I have a script where i annonymize personal data, so when a string have some words that start with capital letters it replace them by another function ( that is to annonymize names)
I want to write a function where the regex is looking for words that is given in a list. When a string has one of the words in the given list it should not replaced. To give an example: Mijn naam is kim en ik heb een opleiding gevolgd aan de Universiteit van Amsterdam
So because Universiteit van Amsterdam is been write with capital letters is will be annonymized by annother function. I want to make an extra function that use Regex where an given list with certain words will be ignored when when a string matches the words in the list.

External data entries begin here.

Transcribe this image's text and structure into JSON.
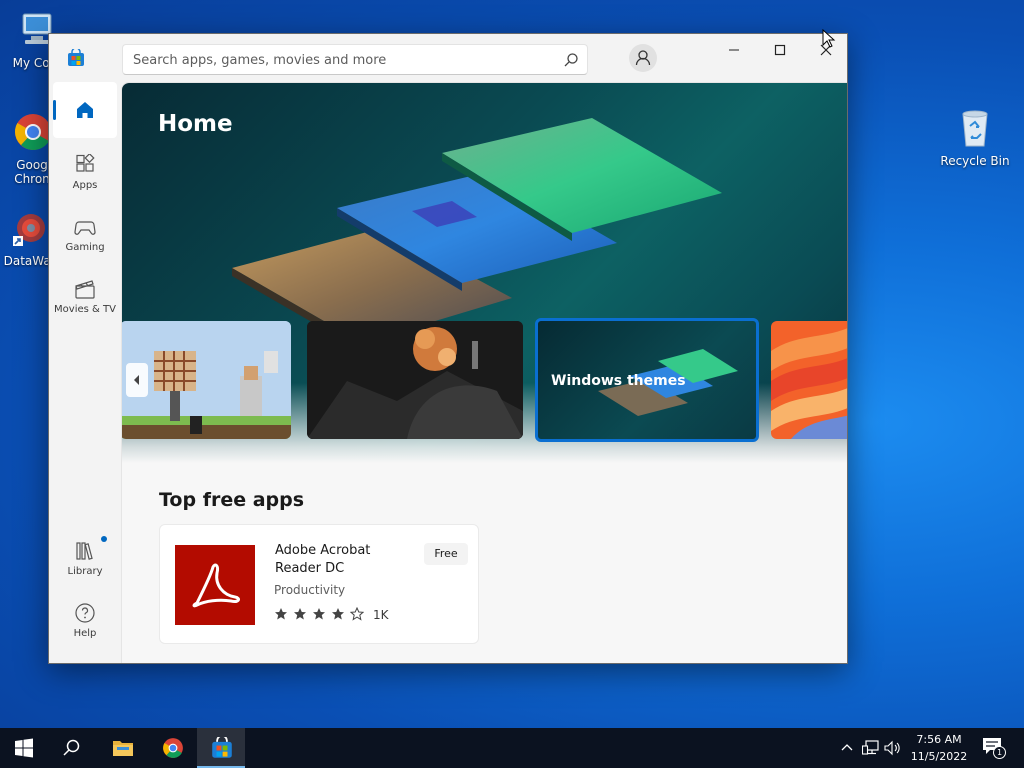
{
  "desktop": {
    "icons": [
      {
        "name": "my-computer",
        "label": "My Com"
      },
      {
        "name": "google-chrome",
        "label": "Goog Chron"
      },
      {
        "name": "datawag",
        "label": "DataWag"
      },
      {
        "name": "recycle-bin",
        "label": "Recycle Bin"
      }
    ]
  },
  "store": {
    "search": {
      "placeholder": "Search apps, games, movies and more"
    },
    "nav": {
      "home": "",
      "apps": "Apps",
      "gaming": "Gaming",
      "movies": "Movies & TV",
      "library": "Library",
      "help": "Help"
    },
    "hero": {
      "title": "Home",
      "cards": [
        {
          "title": ""
        },
        {
          "title": ""
        },
        {
          "title": "Windows themes"
        },
        {
          "title": ""
        }
      ]
    },
    "top_free": {
      "section_title": "Top free apps",
      "apps": [
        {
          "name": "Adobe Acrobat Reader DC",
          "category": "Productivity",
          "rating_stars": 4,
          "rating_max": 5,
          "rating_count": "1K",
          "price": "Free"
        }
      ]
    }
  },
  "taskbar": {
    "clock": {
      "time": "7:56 AM",
      "date": "11/5/2022"
    },
    "notification_count": "1"
  },
  "colors": {
    "accent": "#0067c0",
    "acrobat_red": "#b30b00",
    "taskbar": "#0b1220"
  }
}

I have a function that replace it, but i want that the matches words are ignored.
This is the function that anonymizeNames**
def anonymizeNames(sentence):
'''
:param sentence: the input sentence
:return: the sentence without names
'''
##define x
x = ""
##Check naam: indication
names0Reg = "[Aa]chternaam:|[Vv]oornaam:|[Nn]aam:|[Nn]amen:"
res = re.search(names0Reg, sentence)
if res != None:
##Achternaam:, voornaam: or naam: or namen: occurs; next Standardize
sentence = re.sub('[Nn]amen:', 'naam:', sentence)
sentence = re.sub('[Aa]chternaam:', 'naam:', sentence)
sentence = re.sub('[Vv]oornaam:', 'naam:', sentence)
sentence = re.sub('Naam:', 'naam:', sentence)
##Extract names
names00Reg = "naam: [A-Za-z]+"
x = re.findall(names00Reg, sentence)
for y in x:
##remove naam:\s
y = re.sub('naam: ', '', y)
##Check for tussenvoegsels
if y in tussenVList:
##Add next word
regTest = y + " " + "[A-Za-z]+"
x2 = re.search(regTest, sentence)
if x2 != None:
##Name found
y = x2.group()
##replace
sentence = re.sub(y, strz, sentence)
##Always check sentences for names 1
names1Reg = "[Ii]k [Bb]en ([A-Z]{1}[a-z ]{2,})+[\\.\\,]*"
res = re.search(names1Reg, sentence)
if res != None:
##adjust result
x = re.sub('[Ii]k [Bb]en ', '', res.group())
x = re.sub('[\\,\\.]', '', x)
##use NLP to only keep names
##Always check sentences for names 2
names2Reg = "[Mm]ijn [Nn]aam is ([A-Z]{1}[a-z\s-]{2,})+[\\.\\,]*"
res = re.search(names2Reg, sentence)
if res != None:
##adjust result
x = re.sub('[Mm]ijn [Nn]aam is ', '', res.group())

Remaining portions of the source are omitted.